To calculate the area of the blue shaded section you need the area of the segment of the circle. This is easy, just find the area of the whole circle then the area of the segment is just 110/360 times the whole circle.
Subtract the area of the triangle from the aread of the segment and you have the area of the blue shaded section.
2007-04-29 21:43:42 · answer #1 · answered by PJ 3 · 0⤊ 1⤋
Difficult to say how the teacher wants you to do it, because the information in the diagram is inconsistent (I'm assuming that the 110 means that the central angle is 110°). For a central angle of 110° the base of the triangle would be 32.77 units to the nearest hundredth.
Anyway, the method I think you're most likely expected to use is this:
Area of the whole segment (triangle plus shaded area) = 110/360 * area of circle = 110/360 * 3.14 * 20^2 = 383.78 square units.
Now draw a line perpendicular to the base of the triangle and going from the base up to the centre of the circle.
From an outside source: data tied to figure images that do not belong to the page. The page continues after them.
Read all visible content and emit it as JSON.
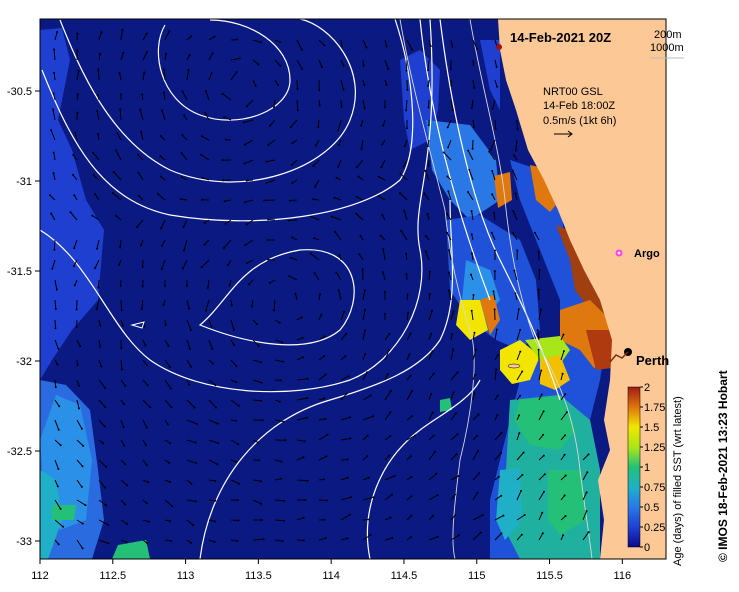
{
  "map": {
    "title": "14-Feb-2021 20Z",
    "depth_legend": [
      "200m",
      "1000m"
    ],
    "product": {
      "line1": "NRT00 GSL",
      "line2": "14-Feb 18:00Z",
      "line3": "0.5m/s (1kt 6h)"
    },
    "places": [
      {
        "name": "Argo",
        "lon": 115.8,
        "lat": -31.45
      },
      {
        "name": "Perth",
        "lon": 115.85,
        "lat": -31.95
      }
    ],
    "x_ticks": [
      "112",
      "112.5",
      "113",
      "113.5",
      "114",
      "114.5",
      "115",
      "115.5",
      "116"
    ],
    "y_ticks": [
      "-30.5",
      "-31",
      "-31.5",
      "-32",
      "-32.5",
      "-33"
    ],
    "xlim": [
      112,
      116.3
    ],
    "ylim": [
      -33.1,
      -30.1
    ],
    "colorbar": {
      "label": "Age (days) of filled SST (wrt latest)",
      "ticks": [
        "0",
        "0.25",
        "0.5",
        "0.75",
        "1",
        "1.25",
        "1.5",
        "1.75",
        "2"
      ],
      "range": [
        0,
        2
      ]
    },
    "credit": "© IMOS 18-Feb-2021 13:23 Hobart",
    "colors": {
      "ocean": "#0a1a82",
      "land": "#fcc896",
      "contour": "#ffffff"
    }
  }
}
This splits the triangle into two congruent halves (you should be able to show two matching sides and all matching angles fairly easily); so you have two right triangles with hypotenuse 20 and base 12, hence height 16 (a 3-4-5 triangle). So the area of the triangle is 2 * (bh/2) = 2 * (12*16/2) = 192 square units.
Hence the shaded area is 383.78 - 192 = 191.78 square units.
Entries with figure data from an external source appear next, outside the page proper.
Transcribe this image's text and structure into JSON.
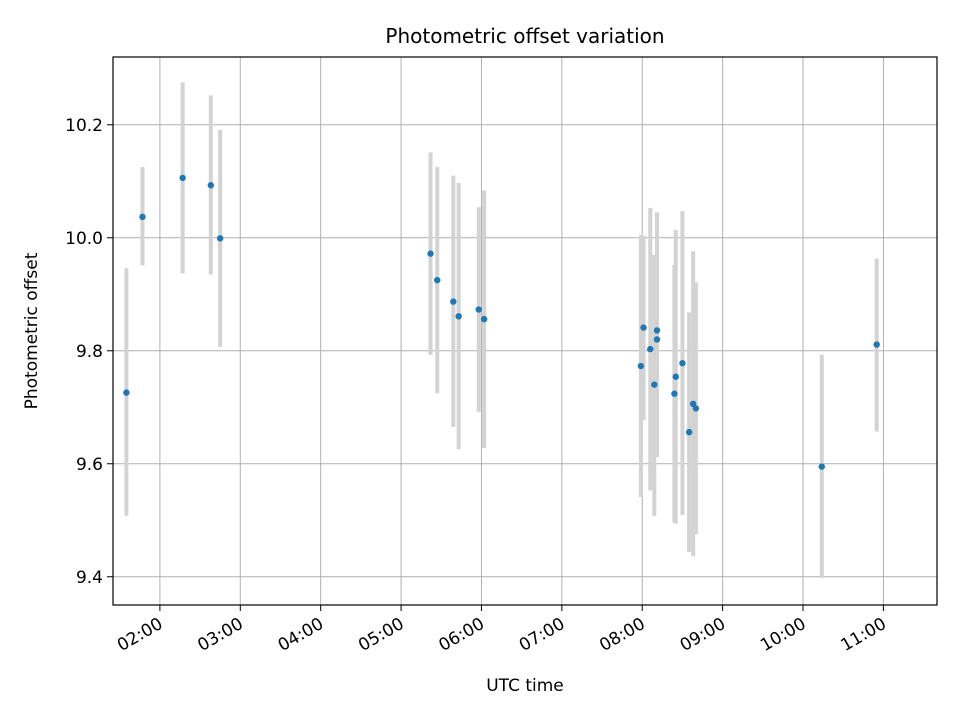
{
  "chart_data": {
    "type": "scatter",
    "title": "Photometric offset variation",
    "xlabel": "UTC time",
    "ylabel": "Photometric offset",
    "grid": true,
    "x_axis_type": "time",
    "xlim": [
      "01:25",
      "11:40"
    ],
    "ylim": [
      9.35,
      10.32
    ],
    "x_ticks": [
      "02:00",
      "03:00",
      "04:00",
      "05:00",
      "06:00",
      "07:00",
      "08:00",
      "09:00",
      "10:00",
      "11:00"
    ],
    "y_ticks": [
      "9.4",
      "9.6",
      "9.8",
      "10.0",
      "10.2"
    ],
    "marker_color": "#1f77b4",
    "errorbar_color": "#d3d3d3",
    "points": [
      {
        "x": "01:35",
        "y": 9.726,
        "low": 9.508,
        "high": 9.946
      },
      {
        "x": "01:47",
        "y": 10.037,
        "low": 9.951,
        "high": 10.125
      },
      {
        "x": "02:17",
        "y": 10.106,
        "low": 9.937,
        "high": 10.275
      },
      {
        "x": "02:38",
        "y": 10.093,
        "low": 9.935,
        "high": 10.252
      },
      {
        "x": "02:45",
        "y": 9.999,
        "low": 9.807,
        "high": 10.191
      },
      {
        "x": "05:22",
        "y": 9.972,
        "low": 9.793,
        "high": 10.151
      },
      {
        "x": "05:27",
        "y": 9.925,
        "low": 9.725,
        "high": 10.125
      },
      {
        "x": "05:39",
        "y": 9.887,
        "low": 9.665,
        "high": 10.11
      },
      {
        "x": "05:43",
        "y": 9.861,
        "low": 9.626,
        "high": 10.097
      },
      {
        "x": "05:58",
        "y": 9.873,
        "low": 9.692,
        "high": 10.054
      },
      {
        "x": "06:02",
        "y": 9.856,
        "low": 9.628,
        "high": 10.084
      },
      {
        "x": "07:59",
        "y": 9.773,
        "low": 9.541,
        "high": 10.005
      },
      {
        "x": "08:01",
        "y": 9.841,
        "low": 9.677,
        "high": 10.003
      },
      {
        "x": "08:06",
        "y": 9.803,
        "low": 9.553,
        "high": 10.053
      },
      {
        "x": "08:09",
        "y": 9.74,
        "low": 9.508,
        "high": 9.97
      },
      {
        "x": "08:11",
        "y": 9.82,
        "low": 9.612,
        "high": 10.028
      },
      {
        "x": "08:11",
        "y": 9.836,
        "low": 9.627,
        "high": 10.045
      },
      {
        "x": "08:24",
        "y": 9.724,
        "low": 9.496,
        "high": 9.952
      },
      {
        "x": "08:25",
        "y": 9.754,
        "low": 9.494,
        "high": 10.014
      },
      {
        "x": "08:30",
        "y": 9.778,
        "low": 9.509,
        "high": 10.047
      },
      {
        "x": "08:35",
        "y": 9.656,
        "low": 9.444,
        "high": 9.868
      },
      {
        "x": "08:38",
        "y": 9.706,
        "low": 9.437,
        "high": 9.976
      },
      {
        "x": "08:40",
        "y": 9.698,
        "low": 9.475,
        "high": 9.921
      },
      {
        "x": "10:14",
        "y": 9.595,
        "low": 9.398,
        "high": 9.793
      },
      {
        "x": "10:55",
        "y": 9.811,
        "low": 9.657,
        "high": 9.963
      }
    ]
  }
}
Unfortunately, as I said before, the values given are inconsistent. I'm assuming you haven't gotten up to trigonometry yet; if you have, you should be able to see why the values are wrong. Drawing the perpendicular bisector as before, and noting that the small angles of the triangle are 35°, we get cos 35° = 12/20 = 0.6, but actually cos 35° = 0.819 to 3 decimal places.
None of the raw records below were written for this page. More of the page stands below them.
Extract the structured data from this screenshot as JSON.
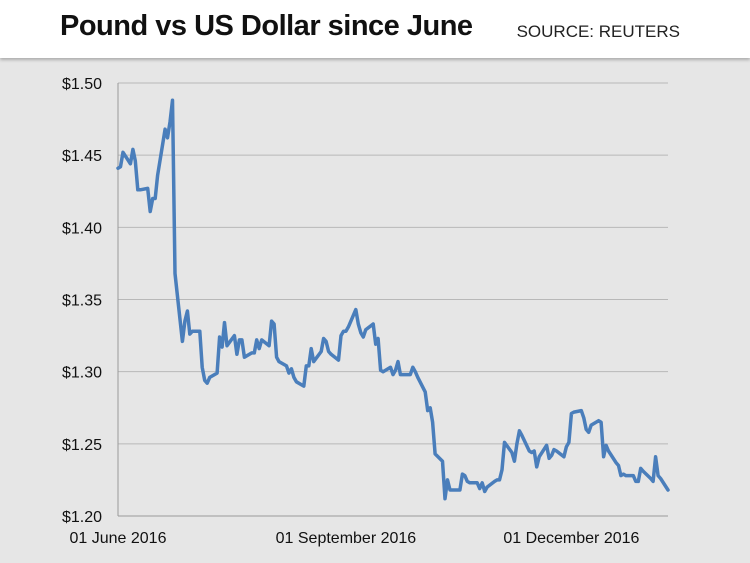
{
  "header": {
    "title": "Pound vs US Dollar since June",
    "source": "SOURCE: REUTERS"
  },
  "colors": {
    "line": "#4a7ebb",
    "grid": "#b8b8b8",
    "background": "#e6e6e6"
  },
  "chart_data": {
    "type": "line",
    "title": "Pound vs US Dollar since June",
    "xlabel": "",
    "ylabel": "",
    "ylim": [
      1.2,
      1.5
    ],
    "y_ticks": [
      "$1.20",
      "$1.25",
      "$1.30",
      "$1.35",
      "$1.40",
      "$1.45",
      "$1.50"
    ],
    "y_tick_values": [
      1.2,
      1.25,
      1.3,
      1.35,
      1.4,
      1.45,
      1.5
    ],
    "x_ticks": [
      "01 June 2016",
      "01 September 2016",
      "01 December 2016"
    ],
    "x_tick_dates": [
      "2016-06-01",
      "2016-09-01",
      "2016-12-01"
    ],
    "grid": true,
    "legend": "none",
    "series": [
      {
        "points": [
          [
            "2016-06-01",
            1.441
          ],
          [
            "2016-06-02",
            1.442
          ],
          [
            "2016-06-03",
            1.452
          ],
          [
            "2016-06-06",
            1.444
          ],
          [
            "2016-06-07",
            1.454
          ],
          [
            "2016-06-08",
            1.446
          ],
          [
            "2016-06-09",
            1.426
          ],
          [
            "2016-06-10",
            1.426
          ],
          [
            "2016-06-13",
            1.427
          ],
          [
            "2016-06-14",
            1.411
          ],
          [
            "2016-06-15",
            1.42
          ],
          [
            "2016-06-16",
            1.42
          ],
          [
            "2016-06-17",
            1.436
          ],
          [
            "2016-06-20",
            1.468
          ],
          [
            "2016-06-21",
            1.462
          ],
          [
            "2016-06-22",
            1.473
          ],
          [
            "2016-06-23",
            1.488
          ],
          [
            "2016-06-24",
            1.368
          ],
          [
            "2016-06-27",
            1.321
          ],
          [
            "2016-06-28",
            1.335
          ],
          [
            "2016-06-29",
            1.342
          ],
          [
            "2016-06-30",
            1.326
          ],
          [
            "2016-07-01",
            1.328
          ],
          [
            "2016-07-04",
            1.328
          ],
          [
            "2016-07-05",
            1.303
          ],
          [
            "2016-07-06",
            1.294
          ],
          [
            "2016-07-07",
            1.292
          ],
          [
            "2016-07-08",
            1.296
          ],
          [
            "2016-07-11",
            1.299
          ],
          [
            "2016-07-12",
            1.324
          ],
          [
            "2016-07-13",
            1.317
          ],
          [
            "2016-07-14",
            1.334
          ],
          [
            "2016-07-15",
            1.318
          ],
          [
            "2016-07-18",
            1.325
          ],
          [
            "2016-07-19",
            1.312
          ],
          [
            "2016-07-20",
            1.322
          ],
          [
            "2016-07-21",
            1.322
          ],
          [
            "2016-07-22",
            1.31
          ],
          [
            "2016-07-25",
            1.313
          ],
          [
            "2016-07-26",
            1.313
          ],
          [
            "2016-07-27",
            1.322
          ],
          [
            "2016-07-28",
            1.316
          ],
          [
            "2016-07-29",
            1.322
          ],
          [
            "2016-08-01",
            1.318
          ],
          [
            "2016-08-02",
            1.335
          ],
          [
            "2016-08-03",
            1.333
          ],
          [
            "2016-08-04",
            1.31
          ],
          [
            "2016-08-05",
            1.307
          ],
          [
            "2016-08-08",
            1.304
          ],
          [
            "2016-08-09",
            1.299
          ],
          [
            "2016-08-10",
            1.302
          ],
          [
            "2016-08-11",
            1.296
          ],
          [
            "2016-08-12",
            1.293
          ],
          [
            "2016-08-15",
            1.29
          ],
          [
            "2016-08-16",
            1.304
          ],
          [
            "2016-08-17",
            1.304
          ],
          [
            "2016-08-18",
            1.316
          ],
          [
            "2016-08-19",
            1.307
          ],
          [
            "2016-08-22",
            1.314
          ],
          [
            "2016-08-23",
            1.323
          ],
          [
            "2016-08-24",
            1.321
          ],
          [
            "2016-08-25",
            1.314
          ],
          [
            "2016-08-26",
            1.312
          ],
          [
            "2016-08-29",
            1.308
          ],
          [
            "2016-08-30",
            1.325
          ],
          [
            "2016-08-31",
            1.328
          ],
          [
            "2016-09-01",
            1.328
          ],
          [
            "2016-09-02",
            1.331
          ],
          [
            "2016-09-05",
            1.343
          ],
          [
            "2016-09-06",
            1.333
          ],
          [
            "2016-09-07",
            1.327
          ],
          [
            "2016-09-08",
            1.324
          ],
          [
            "2016-09-09",
            1.329
          ],
          [
            "2016-09-12",
            1.333
          ],
          [
            "2016-09-13",
            1.319
          ],
          [
            "2016-09-14",
            1.323
          ],
          [
            "2016-09-15",
            1.301
          ],
          [
            "2016-09-16",
            1.3
          ],
          [
            "2016-09-19",
            1.303
          ],
          [
            "2016-09-20",
            1.298
          ],
          [
            "2016-09-21",
            1.301
          ],
          [
            "2016-09-22",
            1.307
          ],
          [
            "2016-09-23",
            1.298
          ],
          [
            "2016-09-26",
            1.298
          ],
          [
            "2016-09-27",
            1.298
          ],
          [
            "2016-09-28",
            1.303
          ],
          [
            "2016-09-29",
            1.3
          ],
          [
            "2016-09-30",
            1.296
          ],
          [
            "2016-10-03",
            1.286
          ],
          [
            "2016-10-04",
            1.273
          ],
          [
            "2016-10-05",
            1.275
          ],
          [
            "2016-10-06",
            1.265
          ],
          [
            "2016-10-07",
            1.243
          ],
          [
            "2016-10-10",
            1.238
          ],
          [
            "2016-10-11",
            1.212
          ],
          [
            "2016-10-12",
            1.225
          ],
          [
            "2016-10-13",
            1.218
          ],
          [
            "2016-10-14",
            1.218
          ],
          [
            "2016-10-17",
            1.218
          ],
          [
            "2016-10-18",
            1.229
          ],
          [
            "2016-10-19",
            1.228
          ],
          [
            "2016-10-20",
            1.224
          ],
          [
            "2016-10-21",
            1.223
          ],
          [
            "2016-10-24",
            1.223
          ],
          [
            "2016-10-25",
            1.219
          ],
          [
            "2016-10-26",
            1.223
          ],
          [
            "2016-10-27",
            1.217
          ],
          [
            "2016-10-28",
            1.22
          ],
          [
            "2016-10-31",
            1.224
          ],
          [
            "2016-11-01",
            1.225
          ],
          [
            "2016-11-02",
            1.225
          ],
          [
            "2016-11-03",
            1.232
          ],
          [
            "2016-11-04",
            1.251
          ],
          [
            "2016-11-07",
            1.244
          ],
          [
            "2016-11-08",
            1.238
          ],
          [
            "2016-11-09",
            1.25
          ],
          [
            "2016-11-10",
            1.259
          ],
          [
            "2016-11-11",
            1.256
          ],
          [
            "2016-11-14",
            1.245
          ],
          [
            "2016-11-15",
            1.244
          ],
          [
            "2016-11-16",
            1.245
          ],
          [
            "2016-11-17",
            1.234
          ],
          [
            "2016-11-18",
            1.241
          ],
          [
            "2016-11-21",
            1.249
          ],
          [
            "2016-11-22",
            1.24
          ],
          [
            "2016-11-23",
            1.242
          ],
          [
            "2016-11-24",
            1.246
          ],
          [
            "2016-11-25",
            1.245
          ],
          [
            "2016-11-28",
            1.241
          ],
          [
            "2016-11-29",
            1.248
          ],
          [
            "2016-11-30",
            1.251
          ],
          [
            "2016-12-01",
            1.271
          ],
          [
            "2016-12-02",
            1.272
          ],
          [
            "2016-12-05",
            1.273
          ],
          [
            "2016-12-06",
            1.268
          ],
          [
            "2016-12-07",
            1.26
          ],
          [
            "2016-12-08",
            1.258
          ],
          [
            "2016-12-09",
            1.263
          ],
          [
            "2016-12-12",
            1.266
          ],
          [
            "2016-12-13",
            1.265
          ],
          [
            "2016-12-14",
            1.241
          ],
          [
            "2016-12-15",
            1.249
          ],
          [
            "2016-12-16",
            1.245
          ],
          [
            "2016-12-19",
            1.237
          ],
          [
            "2016-12-20",
            1.235
          ],
          [
            "2016-12-21",
            1.228
          ],
          [
            "2016-12-22",
            1.229
          ],
          [
            "2016-12-23",
            1.228
          ],
          [
            "2016-12-26",
            1.228
          ],
          [
            "2016-12-27",
            1.224
          ],
          [
            "2016-12-28",
            1.224
          ],
          [
            "2016-12-29",
            1.233
          ],
          [
            "2016-12-30",
            1.231
          ],
          [
            "2017-01-02",
            1.226
          ],
          [
            "2017-01-03",
            1.224
          ],
          [
            "2017-01-04",
            1.241
          ],
          [
            "2017-01-05",
            1.228
          ],
          [
            "2017-01-06",
            1.226
          ],
          [
            "2017-01-09",
            1.218
          ]
        ]
      }
    ]
  }
}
2007-04-29 21:47:59 · answer #2 · answered by Scarlet Manuka 7 · 0⤊ 1⤋
The area of the whole circle is (pi)r^2. The area of the whole segment containing the triangle and the section whose area is required is [(pi)r^2]110/360. Find the area of the triangle as half of base*height.Substract it from the area of the sector and hence obtain area of the section
2007-04-29 21:45:42 · answer #3 · answered by ? 3 · 0⤊ 1⤋